I'm a beginner
Starting a new skill, hobby or sport is never easy. Breaking a bad habit is even harder. So, whatever your reason for tying up those running shoes, you are not alone!
1. Health comes first
The health benefits of running are huge, no matter the level, both physically and mentally. But that's not to say that you can throw caution to the wind. If you are starting exercise for the first time, or significantly increasing the intensity, see your doctor first. This is particularly true if you have underlying health conditions or a high BMI. Let your doctor know your plans and they can advise you on how to do this safely and if any medical checks are needed first.
2. Access support
Would you quit smoking without any help? Would you start a stressful job without telling anyone? If running is something you are doing to break an old habit, or to start a new habit - tell someone! Find somebody supportive who can keep you on track and provide you with accountability. You don't physically have to run with somebody but have a 'buddy' to keep you motivated and support you. You could create a chat group between friends to share your progress or arrange runs together. Whatever works for you - do it! And, if you can't identify anyone that is willing to help you along, then get out an old fashioned notepad and pen. Write down your runs; write down your times; write down your feelings. Having to provide evidence on a piece of paper might be just as effective as a nagging friend!
3. Start easy
Don't build up too fast! It's so tempting - you're feeling great, so why not keep pushing on and on? Or maybe actually you're not feeling great, but by now you should surely be running further than this, so why not add on some extra distance? Wrong! Rome was not built in a day and runners are not born overnight. A huge part of training is recovery. It's so important to listen to your body. Yes, running may feel uncomfortable sometimes but it shouldn't be painful. Build up gradually at a rate that works for you. Avoid injury and focus on getting stronger, and importantly - enjoying the process.
4. Create a plan
- Use some of the session ideas below and aim for 2-3 sessions each week.
- Try and run at the same times each week to make it part of your routine.
- Keep weekly mileage low, increasing gradually (i.e. by 5-10% each week).
- Plan rest days to recover between runs. This could involve either not exercising at all or doing something else (walk, cycle).
- Plan rest weeks. These are weeks with lower mileage than your average week to truly give your body some rest.
- Be flexible. You won't know what you're capable of until you start so be willing to tweak your plan as you progress.
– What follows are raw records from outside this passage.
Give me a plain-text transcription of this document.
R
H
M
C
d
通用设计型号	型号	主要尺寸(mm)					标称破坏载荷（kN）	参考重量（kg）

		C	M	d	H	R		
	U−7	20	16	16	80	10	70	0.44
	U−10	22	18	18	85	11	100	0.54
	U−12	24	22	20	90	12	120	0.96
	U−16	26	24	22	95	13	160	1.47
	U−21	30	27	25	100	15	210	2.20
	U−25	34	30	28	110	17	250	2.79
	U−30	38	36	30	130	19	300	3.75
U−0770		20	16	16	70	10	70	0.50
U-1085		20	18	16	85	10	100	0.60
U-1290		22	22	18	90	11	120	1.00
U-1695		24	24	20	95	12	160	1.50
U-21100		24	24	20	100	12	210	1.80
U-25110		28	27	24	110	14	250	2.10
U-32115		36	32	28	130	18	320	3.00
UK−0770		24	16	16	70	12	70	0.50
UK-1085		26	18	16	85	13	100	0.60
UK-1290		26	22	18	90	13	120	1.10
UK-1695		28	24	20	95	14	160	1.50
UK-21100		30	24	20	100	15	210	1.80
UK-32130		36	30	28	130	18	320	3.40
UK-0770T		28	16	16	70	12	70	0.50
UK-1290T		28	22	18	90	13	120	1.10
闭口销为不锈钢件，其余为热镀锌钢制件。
- Create goals, ideally one that's specific and measurable and another that is more personal to you.
5. Get good shoes
You don't need much for running but good shoes are vital. Make sure your shoes fit correctly and offer you good support and cushioning. There's no need for anything fancy, just make sure they are appropriate for running and that they are comfortable. If you've never had running trainers before it might be worth visiting your local sports store where you can try the shoes out on a treadmill.
6. Warm up!
Always warm up the joints and muscles that you are going to be using. If you're just starting out with running then walking to raise your heart rate and activate your muscles will likely be enough. Start with a gentle walk, then walk more briskly, until you feel ready to start the actual running session.
Some quick tips
SESSION IDEAS FOR STARTING OUT
- [5 min gentle walk, 5 min brisk walk] repeat until 25 minutes completed
- [4 min walk, 1 min run] repeat until 25 minutes completed
- 5 min walk, 2 min run, 5 min walk, 3 min run, 5 min walk, 2 min run, 5 min walk
- 4 min walk, [2 min run, 2 min walk] repeat 4 times, 4 min walk
- [1 min walk, 3 min run] repeat until 28 minutes completed
- 1 min walk, 1 min run, 1 min walk, 2 min run, 1 min walk, 3 min run, 1 min walk, 4 min run, 1 min walk, 5 min run, 1 min walk
- [1 min walk, 5 min run] repeat until 30 minutes completed
- 3 min walk, 8 min run, 2 min walk, 5 min run, 2 min walk, 8 min run, 3 min walk
SESSION IDEAS if you're more advanced
- 3 min walk, 12 min run, 1 min walk, 12 min run, 3 mins walk
- 5 min walk, 5 min run, 2 min walk, 10 min run, 2 min walk, 15 min run, 5 min walk
- 3 min walk, [10 min run, 2 min walk] repeat 3 times, 3 min walk
- 3 min walk, 10 min run, 2 min walk, 15 min run, 2 min walk, 10 min run, 3 min walk
- 5 min walk, 30 min run, 5 min walk
- 3 min walk, 20 min run, [30 seconds uphill, walk down] x 5, 3 min walk
downloadable training resources
Below is a downloadable ten week training plan to provide an example of how to approach running for the first time (Level 1) as well as a more advanced running plan for those that already have a baseline fitness (Level 2). There is also a blank template to try and design your own training plan around work and other commitments you may have. Use the session ideas to do this, and remember to build up by around 10% each week. More session ideas are available below.
In case I haven't convinced you that 'YOU CAN DO IT', then there's lots of other resources out there to help you start your running journey. A popular one is the NHS Couch to 5k. It has podcasts and an app to help you along the way!